Dalam hal soal jaminan sosial, para jurnalis di Surabaya banyak yang belum mendapatkan haknya, yakni didaftarkan sebagai anggota BPJS Ketenagakerjaan dan Kesehatan. Ketidakpedulian perusahaan media atas pemenuhan hak normatif ini, membuat para nasib jurnalis semakin terhimpit. Padahal, sesuai amanat undang-undang, setiap perusahaan harus mendaftarkan pekerja sebagai peserta BPJS.
Untuk kesejahteraan, di Surabaya masih banyak jurnalis yang diupah sangat tidak layak. Bahkan jauh di bawah upah minimum regional (UMR). Masih ada saja ditemui jurnalis yang diupah tak lebih dari Rp2.000.000,-. Dengan upah sebesar itu, mustahil bisa hidup layak di kota Surabaya.

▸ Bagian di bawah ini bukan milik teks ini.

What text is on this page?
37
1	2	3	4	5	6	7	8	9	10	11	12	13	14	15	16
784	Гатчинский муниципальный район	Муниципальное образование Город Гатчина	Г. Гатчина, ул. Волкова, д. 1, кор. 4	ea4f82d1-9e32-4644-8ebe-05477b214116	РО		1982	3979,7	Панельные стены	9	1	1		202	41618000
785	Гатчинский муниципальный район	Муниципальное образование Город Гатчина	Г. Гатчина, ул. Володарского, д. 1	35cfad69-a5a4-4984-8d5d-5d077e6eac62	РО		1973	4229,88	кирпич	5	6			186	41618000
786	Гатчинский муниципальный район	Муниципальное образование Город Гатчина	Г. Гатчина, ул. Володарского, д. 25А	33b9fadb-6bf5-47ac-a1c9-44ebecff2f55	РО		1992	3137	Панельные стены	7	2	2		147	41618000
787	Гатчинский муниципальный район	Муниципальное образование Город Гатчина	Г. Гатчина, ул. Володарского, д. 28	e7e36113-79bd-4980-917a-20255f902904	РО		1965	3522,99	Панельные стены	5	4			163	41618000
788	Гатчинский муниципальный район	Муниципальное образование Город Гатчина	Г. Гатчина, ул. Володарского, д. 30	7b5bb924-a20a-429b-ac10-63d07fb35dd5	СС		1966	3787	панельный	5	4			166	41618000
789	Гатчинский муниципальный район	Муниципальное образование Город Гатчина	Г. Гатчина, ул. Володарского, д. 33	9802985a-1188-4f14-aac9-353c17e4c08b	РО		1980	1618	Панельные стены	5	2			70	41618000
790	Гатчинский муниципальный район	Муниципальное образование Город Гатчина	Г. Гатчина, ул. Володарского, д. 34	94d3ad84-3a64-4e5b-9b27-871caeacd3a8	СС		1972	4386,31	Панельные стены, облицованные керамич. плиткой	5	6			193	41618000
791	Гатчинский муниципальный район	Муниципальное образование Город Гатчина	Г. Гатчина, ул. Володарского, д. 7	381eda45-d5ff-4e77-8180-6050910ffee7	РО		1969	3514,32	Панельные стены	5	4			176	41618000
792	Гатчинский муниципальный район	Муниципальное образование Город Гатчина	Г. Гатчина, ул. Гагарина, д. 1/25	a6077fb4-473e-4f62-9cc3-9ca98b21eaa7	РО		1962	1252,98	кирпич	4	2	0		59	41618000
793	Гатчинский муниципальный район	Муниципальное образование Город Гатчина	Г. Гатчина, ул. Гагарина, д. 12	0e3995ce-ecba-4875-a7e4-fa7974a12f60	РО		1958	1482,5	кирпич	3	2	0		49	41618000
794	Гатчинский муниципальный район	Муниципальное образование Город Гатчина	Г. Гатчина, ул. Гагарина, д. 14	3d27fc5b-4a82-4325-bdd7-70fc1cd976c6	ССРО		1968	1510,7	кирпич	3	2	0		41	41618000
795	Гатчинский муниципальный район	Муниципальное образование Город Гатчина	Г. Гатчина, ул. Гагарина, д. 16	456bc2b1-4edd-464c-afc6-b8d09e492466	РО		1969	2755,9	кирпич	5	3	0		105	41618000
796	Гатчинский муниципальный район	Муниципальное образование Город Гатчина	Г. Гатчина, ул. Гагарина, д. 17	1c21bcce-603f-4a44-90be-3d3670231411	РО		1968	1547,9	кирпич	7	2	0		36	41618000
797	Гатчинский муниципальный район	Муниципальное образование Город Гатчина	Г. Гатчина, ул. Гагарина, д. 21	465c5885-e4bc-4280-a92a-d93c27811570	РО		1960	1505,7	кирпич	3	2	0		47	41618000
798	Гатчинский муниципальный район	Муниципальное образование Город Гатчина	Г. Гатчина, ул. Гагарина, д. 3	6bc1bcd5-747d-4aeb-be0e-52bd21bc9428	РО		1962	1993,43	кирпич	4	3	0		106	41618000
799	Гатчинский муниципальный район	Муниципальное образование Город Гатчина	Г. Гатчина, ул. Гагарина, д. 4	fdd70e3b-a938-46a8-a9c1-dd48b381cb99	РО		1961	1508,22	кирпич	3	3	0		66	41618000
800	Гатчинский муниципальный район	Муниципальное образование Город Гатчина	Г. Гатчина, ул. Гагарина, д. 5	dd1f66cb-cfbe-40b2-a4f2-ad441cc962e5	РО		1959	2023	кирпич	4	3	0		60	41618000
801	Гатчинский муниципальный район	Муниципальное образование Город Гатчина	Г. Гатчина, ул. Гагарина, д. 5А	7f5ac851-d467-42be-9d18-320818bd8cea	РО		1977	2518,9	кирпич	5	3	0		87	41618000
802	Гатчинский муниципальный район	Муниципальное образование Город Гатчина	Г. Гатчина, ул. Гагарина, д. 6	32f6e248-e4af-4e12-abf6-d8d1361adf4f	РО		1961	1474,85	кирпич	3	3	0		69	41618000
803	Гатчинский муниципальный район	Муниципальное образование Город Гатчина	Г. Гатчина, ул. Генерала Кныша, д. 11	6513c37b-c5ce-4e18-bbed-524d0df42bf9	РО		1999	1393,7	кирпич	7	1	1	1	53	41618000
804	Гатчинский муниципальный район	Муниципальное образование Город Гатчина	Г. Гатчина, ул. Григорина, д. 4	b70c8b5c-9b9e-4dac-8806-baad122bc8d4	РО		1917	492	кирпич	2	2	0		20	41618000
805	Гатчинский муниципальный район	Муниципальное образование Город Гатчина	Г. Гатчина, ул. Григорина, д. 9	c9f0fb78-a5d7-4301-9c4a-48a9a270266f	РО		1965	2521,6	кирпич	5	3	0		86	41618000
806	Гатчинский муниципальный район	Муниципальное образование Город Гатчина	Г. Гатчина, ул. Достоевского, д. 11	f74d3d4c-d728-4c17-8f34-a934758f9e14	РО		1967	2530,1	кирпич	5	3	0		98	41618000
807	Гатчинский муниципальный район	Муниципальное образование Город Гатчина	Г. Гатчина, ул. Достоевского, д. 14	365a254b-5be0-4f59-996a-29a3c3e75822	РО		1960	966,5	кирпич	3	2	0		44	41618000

Kondisi ini kadang dijadikan alasan para jurnalis mau menerima pemberian uang dari narasumber meski tahu itu melangar kode etik jurnalistik.
Masalah lain adalah status ketenagakerjaan. Ada banyak jurnalis berstatus kontributor, yakni dibayar per berita oleh perusahaan media. Upah mereka tidak menentu. Tidak ada jaminan sosial apapun dengan status kontributor. Masalahnya adalah, perusahaan mengekang jurnalis tersebut dengan hanya boleh menyetorkan berita untuk mereka. Namun, perusahaan media ini enggan menganggkatnya sebagai karyawan.
Soal lain adalah, pemutusan hubungan kerja atau PHK sepihak. Beberapa waktu lalu, puluhan pekerja media di PHK oleh perusahaan koran dengan alasan efisiensi. Perusahaan mem-PHK para pekerjanya dengan tanpa negosiasi terkait hak-hak karyawan. Kami secara nasional kemudian mengadvokasi kasus ini. Potensi PHK semacam ini terbuka lebar karena gencarnya media online.
Namun kami menyadari, tidak banyak jurnalis yang paham dengan siapa sebenarnya mereka. Buruh-kah, karyawan-kah, pegawai-kah, pekerja-kah atau bahkan tidak menganggap semua itu. Banyak dari jurnalis yang menganggap diri adalah jurnalis itu sendiri. Mereka tidak paham, bahwa menjadi jurnalis itu memang profesi yang dilindungi UU 40/1999 tentang Pers.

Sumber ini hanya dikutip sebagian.